Perfect 4th dyad A and G string root
Perfect fourth double stop D and B string root
Tritone music interval D string root
Tritone music interval G string root

 

perfect 5th interval D string root
octave interval D string
octave interval G string

 

 

Guitar double stop TAB examples

Here are some basic examples I whipped up in Guitar Pro. Make sure to come up with your own so that you fully understand how to use them.

The first TAB example has the classic Jimi Hendrix major pentatonic licks in C major. Disregard the “T” which is normally for tapping. Guitar Pro has that as a hammer-on option and I selected it instead of regular hammer-ons.

Classic major pentatonic dyads for guitar

 

This net TAB has various A major pentatonic licks but is best suited for A blues or as the V7 chord in D major IMO. Try them for yourself.

Guitar dyads good over A major

The final tab is in E and also good for E blues (1st 2 measures) or A major going from E7 > D (last 2 measures).

E double stops guitar TAB

 

Also, give a listen to The Wind Cries Mary by Jimi Hendrix for major pentatonic guitar dyads. I personally like the tritone in a 7th chord where you hammer from the M3 to the P4 repeatedly, e.g. over a C7 try Bb-E to F-Bb on the 5th and 6ths frets of the E and B strings.

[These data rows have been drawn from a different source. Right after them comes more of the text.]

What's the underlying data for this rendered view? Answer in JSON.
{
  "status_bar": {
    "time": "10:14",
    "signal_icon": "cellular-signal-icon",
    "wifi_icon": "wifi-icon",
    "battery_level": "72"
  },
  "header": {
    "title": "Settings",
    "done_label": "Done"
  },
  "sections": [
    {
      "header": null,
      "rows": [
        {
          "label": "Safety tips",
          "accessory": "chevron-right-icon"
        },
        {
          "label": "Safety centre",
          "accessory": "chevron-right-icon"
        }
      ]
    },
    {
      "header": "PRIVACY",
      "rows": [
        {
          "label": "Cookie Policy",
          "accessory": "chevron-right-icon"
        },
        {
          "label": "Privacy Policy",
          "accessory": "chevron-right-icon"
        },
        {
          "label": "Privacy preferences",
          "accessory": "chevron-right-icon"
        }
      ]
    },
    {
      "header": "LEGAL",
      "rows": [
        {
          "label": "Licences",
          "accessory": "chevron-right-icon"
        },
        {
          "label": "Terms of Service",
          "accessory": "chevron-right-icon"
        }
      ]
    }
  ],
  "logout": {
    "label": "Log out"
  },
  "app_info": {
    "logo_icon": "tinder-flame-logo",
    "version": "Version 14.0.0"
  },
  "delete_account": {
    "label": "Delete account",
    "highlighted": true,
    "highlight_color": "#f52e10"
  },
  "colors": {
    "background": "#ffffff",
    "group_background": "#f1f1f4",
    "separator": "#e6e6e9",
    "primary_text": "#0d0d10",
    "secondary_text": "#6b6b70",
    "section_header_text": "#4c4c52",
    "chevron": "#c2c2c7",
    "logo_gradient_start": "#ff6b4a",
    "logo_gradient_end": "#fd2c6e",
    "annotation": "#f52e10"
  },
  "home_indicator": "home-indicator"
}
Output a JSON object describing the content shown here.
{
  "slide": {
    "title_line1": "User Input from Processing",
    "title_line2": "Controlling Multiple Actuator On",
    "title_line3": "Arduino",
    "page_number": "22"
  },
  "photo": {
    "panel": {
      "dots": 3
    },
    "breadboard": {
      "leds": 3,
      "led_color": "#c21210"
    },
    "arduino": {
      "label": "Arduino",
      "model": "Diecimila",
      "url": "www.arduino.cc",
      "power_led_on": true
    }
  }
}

Check out these sources for more on guitar dyads:

Red Hot Country Guitar by Michael Hawley – there is a section on double stops (also available on Amazon)

Hot Country Guitar by Dave Rubin – Little Sister by Dwight Yoakum has nice double stops though the book is hard to find.

25 Great Country Guitar Solos by Dave Rubin – the last 2 songs have some nice guitar dyads: 1) The Claw, Jerry Donahue; 2) The World, Bad Paisley (also on Amazon)

 

Final Thoughts

We’re getting there. This is the latest in guitar techniques that should get your creative juices flowing. If you get stuck playing single notes then try some guitar dyads for inspiration and an alternative approach to soloing.